Analysis of Lexical Bundles in Academic Writing among Expert Writer and Student Writer ()
1. Introduction
English is widely used in the world. Most countries use English as the official language of television programming, and almost half of all emails are written in English. As a common language, English is of great importance to the communication among countries. Therefore, English remains the dominant language globally. Academic publication is not only served as the convention of country’s knowledge building and academic achievement, but also the important criterion of teaching and research in universities, and whether individuals can pursue further education. In terms of international journals, most of the papers were written by Western scholars. Although China channels resources and significant funds to academic writing research and development, it remains challenging to catch up with western countries in academic publication in international journals.
Academic English is essential for the learners who want to publish articles in foreign journals. Learners may encounter many difficulties in publishing article abroad if they do not have adequate knowledge about academic English. For instance, Chinese scholars have to follow Western standards and use English as the language of writing if they want to achieve their academic career-related goals. For academic English writing, on the one hand, scholars need to search for papers suitable for their research topics in the database and organize their writing ideas. On the other hand, they are required to translate texts from their mother tongue to English, which is a prerequisite for them to employ precise academic vocabulary to express their views.
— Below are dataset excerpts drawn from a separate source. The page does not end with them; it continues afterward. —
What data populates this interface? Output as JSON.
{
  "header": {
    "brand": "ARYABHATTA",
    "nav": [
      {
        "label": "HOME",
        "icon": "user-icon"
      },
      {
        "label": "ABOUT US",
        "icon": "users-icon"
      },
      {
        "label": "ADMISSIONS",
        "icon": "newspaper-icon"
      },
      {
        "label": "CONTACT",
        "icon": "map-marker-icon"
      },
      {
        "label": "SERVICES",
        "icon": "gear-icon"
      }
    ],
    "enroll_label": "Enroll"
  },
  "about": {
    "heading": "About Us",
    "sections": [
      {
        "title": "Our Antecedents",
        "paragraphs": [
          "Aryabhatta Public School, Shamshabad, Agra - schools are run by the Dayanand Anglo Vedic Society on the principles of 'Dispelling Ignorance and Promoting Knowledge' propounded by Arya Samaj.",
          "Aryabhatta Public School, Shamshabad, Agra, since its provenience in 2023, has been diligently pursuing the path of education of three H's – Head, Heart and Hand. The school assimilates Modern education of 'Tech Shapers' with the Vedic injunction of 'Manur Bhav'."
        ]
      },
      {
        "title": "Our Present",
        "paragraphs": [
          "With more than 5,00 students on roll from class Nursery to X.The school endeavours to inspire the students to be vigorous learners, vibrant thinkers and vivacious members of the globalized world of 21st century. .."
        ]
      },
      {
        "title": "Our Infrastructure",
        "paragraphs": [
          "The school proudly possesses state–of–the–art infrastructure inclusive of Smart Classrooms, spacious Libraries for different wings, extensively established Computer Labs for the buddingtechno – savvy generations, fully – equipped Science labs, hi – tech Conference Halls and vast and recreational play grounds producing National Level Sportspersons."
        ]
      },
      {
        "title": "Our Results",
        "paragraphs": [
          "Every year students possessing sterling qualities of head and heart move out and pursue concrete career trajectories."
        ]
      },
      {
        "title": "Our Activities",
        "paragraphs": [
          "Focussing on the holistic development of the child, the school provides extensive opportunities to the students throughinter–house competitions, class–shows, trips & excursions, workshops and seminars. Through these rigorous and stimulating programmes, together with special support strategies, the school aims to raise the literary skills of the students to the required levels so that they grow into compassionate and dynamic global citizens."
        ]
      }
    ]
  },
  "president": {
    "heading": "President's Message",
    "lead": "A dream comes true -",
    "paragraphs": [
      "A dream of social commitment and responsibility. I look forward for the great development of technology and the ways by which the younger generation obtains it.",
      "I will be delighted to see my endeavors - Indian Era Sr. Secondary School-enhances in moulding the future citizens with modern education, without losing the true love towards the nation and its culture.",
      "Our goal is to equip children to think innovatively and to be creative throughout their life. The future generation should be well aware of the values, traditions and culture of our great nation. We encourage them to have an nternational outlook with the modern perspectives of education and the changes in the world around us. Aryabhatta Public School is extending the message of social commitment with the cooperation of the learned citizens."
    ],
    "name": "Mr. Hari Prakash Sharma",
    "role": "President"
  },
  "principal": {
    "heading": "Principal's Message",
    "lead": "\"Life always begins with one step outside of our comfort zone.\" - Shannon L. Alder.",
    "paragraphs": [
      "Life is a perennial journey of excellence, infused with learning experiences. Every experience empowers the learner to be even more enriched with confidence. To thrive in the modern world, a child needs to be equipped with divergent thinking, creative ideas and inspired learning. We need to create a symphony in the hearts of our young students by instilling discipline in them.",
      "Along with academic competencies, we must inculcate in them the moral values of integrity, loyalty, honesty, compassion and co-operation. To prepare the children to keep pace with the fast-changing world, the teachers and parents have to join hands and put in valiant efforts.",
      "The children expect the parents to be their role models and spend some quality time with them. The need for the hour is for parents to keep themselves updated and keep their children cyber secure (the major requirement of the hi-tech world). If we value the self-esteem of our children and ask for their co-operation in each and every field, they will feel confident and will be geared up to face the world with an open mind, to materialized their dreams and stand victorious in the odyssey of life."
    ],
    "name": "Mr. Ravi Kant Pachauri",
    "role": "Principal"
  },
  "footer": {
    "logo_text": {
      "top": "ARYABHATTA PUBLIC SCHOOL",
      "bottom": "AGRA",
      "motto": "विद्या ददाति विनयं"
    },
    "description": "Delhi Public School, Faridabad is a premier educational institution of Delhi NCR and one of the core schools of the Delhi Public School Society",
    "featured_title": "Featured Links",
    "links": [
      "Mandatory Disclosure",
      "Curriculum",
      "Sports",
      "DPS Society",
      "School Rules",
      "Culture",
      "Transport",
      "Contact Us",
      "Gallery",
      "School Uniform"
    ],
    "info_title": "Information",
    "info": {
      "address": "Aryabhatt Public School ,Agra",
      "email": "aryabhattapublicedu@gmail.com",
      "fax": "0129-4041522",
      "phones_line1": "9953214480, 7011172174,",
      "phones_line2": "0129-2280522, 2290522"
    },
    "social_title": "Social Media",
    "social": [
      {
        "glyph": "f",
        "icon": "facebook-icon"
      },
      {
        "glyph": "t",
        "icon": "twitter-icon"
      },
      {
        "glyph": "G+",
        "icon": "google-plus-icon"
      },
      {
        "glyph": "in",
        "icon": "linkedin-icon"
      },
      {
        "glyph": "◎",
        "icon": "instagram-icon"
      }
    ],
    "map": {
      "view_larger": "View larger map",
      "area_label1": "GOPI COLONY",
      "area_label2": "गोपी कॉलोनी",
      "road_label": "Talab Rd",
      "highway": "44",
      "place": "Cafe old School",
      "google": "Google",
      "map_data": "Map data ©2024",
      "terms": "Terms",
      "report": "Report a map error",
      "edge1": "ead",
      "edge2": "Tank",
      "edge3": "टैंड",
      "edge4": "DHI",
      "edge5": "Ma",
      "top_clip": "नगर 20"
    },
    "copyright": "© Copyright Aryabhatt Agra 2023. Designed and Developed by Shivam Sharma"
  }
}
This convention is challenging not only for Chinese scholars, but also scholars from all non-native English-speaking countries.
Academic English is often used at the postgraduate or doctoral level. Gao Jun & Yang, (2018) investigated the structure of four-word lexical bundles and the similarities and differences between the academic texts of science and engineering graduate students and native English speakers. Si Yuanyuan (2020) conducted a comparative analysis of the use of four-word lexical bundles in academic papers by Chinese English master’s students and native English writers. In addition, most researchers are concerned more about the use of lexical bundles in Chinese student’s academic English writing.
Pan Fan (2016) compares the difference between the structure and function of four-word lexical bundles used by native English speakers and Chinese English learners in mechanical journals. From both structural and functional perspectives, Li Mengxiao & Liu, (2016) explored the similarities and differences of four-word lexical bundles used in empirical journal papers of applied linguistics by Chinese scholars and native speakers. Hu Yuanjiang et al. (2020) analyzed the structural and functional features of three-word lexical bundles used by Chinese English learners and native speakers. These studies show that non-native speakers do not have sufficient knowledge and ability in using lexical bundles, with issues such as overuse, underuse or misuse of certain types of lexical bundles or their variants.
However, seldom of research had been done among expert writer and student writer in western countries, this was indeed the gap that researchers can investigate more. The purpose of this study is to explore the usage of lexical bundles among expert writer and student writer in western countries to provide insights on improving students’ academic English writing abilities. Hopefully, the findings will contribute to the understanding of lexical bundles features and provide enlightenment relevant to teaching academic article writing.
2. Literature Review
Academic English (Bailey, 2007; Scarcella, 2003) is often referred to in the literature as “the language of education”, “the language of school/schooling” (Schleppegrell, 2001), or “scientific language”, it mainly refers to the language for the purpose of acquiring new knowledge and skills or disseminating new information in an educational or academic environment (Chamot & O’Malley, 1994: p. 40).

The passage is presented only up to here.